3194 sayılı İmar Kanunuyla, yerleşim yerleri ile bu yerlerdeki yapılaşmaların; plan, fen, sağlık ve çevre şartlarına uygun teşekkülünü sağlamak amacıyla, adı geçen Kanunun 7. ve 8. maddesiyle belirli nüfus kriterini aşan belediyelere imar planlarını hazırlama ve yürürlüğe koyma yükümlülüğü getirilmiştir. Aynı Kanunun 10. maddesinde de: “Belediyeler; imar planlarının yürürlüğe girmesinden en geç 3 ay içinde, bu planı tatbik etmek üzere 5 yıllık imar programlarını hazırlarlar. Beş yıllık imar programlarının görüşülmesi sırasında ilgili yatırımcı kamu kuruluşlarının temsilcileri görüşleri esas alınmak üzere Meclis toplantısına katılır. Bu programlar, belediye meclisince kabul edildikten sonra kesinleşir. Bu program içinde bulunan kamu kuruluşlarına tahsis edilen alanlar, ilgili kamu kuruluşlarına bildirilir. Beş yıllık imar programları sınırları içinde kalan alanlardaki kamu hizmet tesislerine tahsis edilmiş olan yerleri ilgili kamu kuruluşları, bu program süresi içinde kamulaştırırlar. Bu amaçla gerekli ödenek kamu kuruluşlarının bütçelerine konulur. İmar programlarında, umumi hizmetlere ayrılan yerler ile özel kanunları gereğince kısıtlama konulan gayrimenkuller kamulaştırılıncaya veya umumi hizmetlerle ilgili projeler gerçekleştirilinceye kadar bu yerlerle ilgili olarak diğer kanunlarla verilen haklar devam eder.” hükmüne yer verilmek suretiyle belediyelere, imar planlarını uygulamak üzere belirtilen süre içerisinde imar programını hazırlama; ilgili yatırımcı kamu kuruluşlarına ise imar programlarında kendi görev alanlarındaki kamu hizmeti için ayrılan özel mülkiyete konu taşınmazları kamulaştırma zorunluluğu yüklenmiştir.

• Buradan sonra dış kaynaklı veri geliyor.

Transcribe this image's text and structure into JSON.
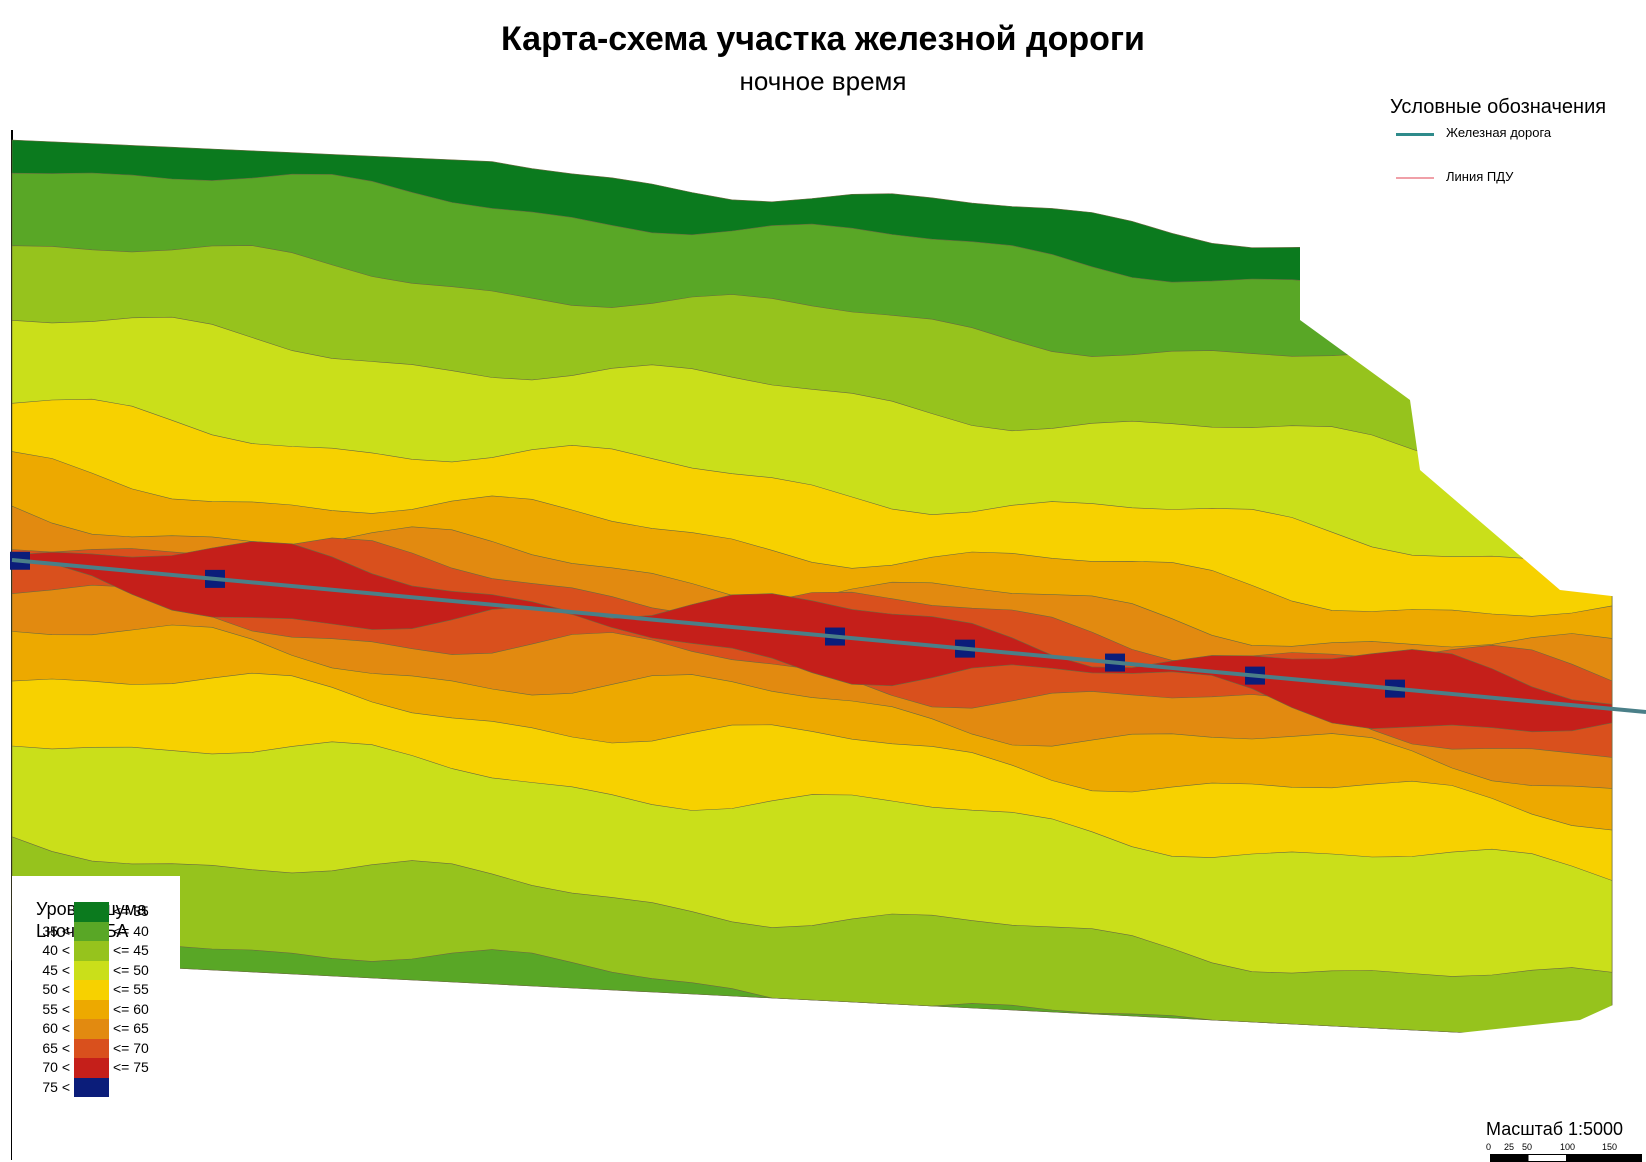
{
  "title": "Карта-схема участка железной дороги",
  "subtitle": "ночное время",
  "legend": {
    "heading": "Условные обозначения",
    "items": [
      {
        "label": "Железная дорога",
        "color": "#2e8b8b"
      },
      {
        "label": "Линия ПДУ",
        "color": "#f0a0a8"
      }
    ]
  },
  "noise_legend": {
    "title_line1": "Уровни шума",
    "title_line2": "Lночь, дБА",
    "classes": [
      {
        "lo": "",
        "hi": "<= 35",
        "color": "#0b7a1e"
      },
      {
        "lo": "35 <",
        "hi": "<= 40",
        "color": "#59a726"
      },
      {
        "lo": "40 <",
        "hi": "<= 45",
        "color": "#96c31d"
      },
      {
        "lo": "45 <",
        "hi": "<= 50",
        "color": "#cadf1a"
      },
      {
        "lo": "50 <",
        "hi": "<= 55",
        "color": "#f7d100"
      },
      {
        "lo": "55 <",
        "hi": "<= 60",
        "color": "#eda900"
      },
      {
        "lo": "60 <",
        "hi": "<= 65",
        "color": "#e28a10"
      },
      {
        "lo": "65 <",
        "hi": "<= 70",
        "color": "#d9501d"
      },
      {
        "lo": "70 <",
        "hi": "<= 75",
        "color": "#c51f1a"
      },
      {
        "lo": "75 <",
        "hi": "",
        "color": "#0b1d7a"
      }
    ]
  },
  "scale": {
    "label": "Масштаб 1:5000",
    "ticks": [
      "0",
      "25",
      "50",
      "100",
      "150"
    ]
  }
}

İmar planlarında kamu hizmet tesislerine tahsis edilmiş olan yerlerde kalan taşınmazlar üzerinde maliklerin tasarruf hakları kısıtlamakta, bu yerler kamulaştırma işlemine konu teşkil edeceğinden satış değerleri düşmekte, rayiç değerinden satılamamakta, ancak kamulaştırma bedeli alınmak suretiyle yarar sağlanabilmektedir. Kamulaştırma yapılmadığı takdirde, kişilerin temel haklarından biri olan mülkiyet hakkı süresi belirsiz bir zaman diliminde kısıtlanmakta ve bu durum mülkiyet hakkının özünün zedelemesine neden olmaktadır.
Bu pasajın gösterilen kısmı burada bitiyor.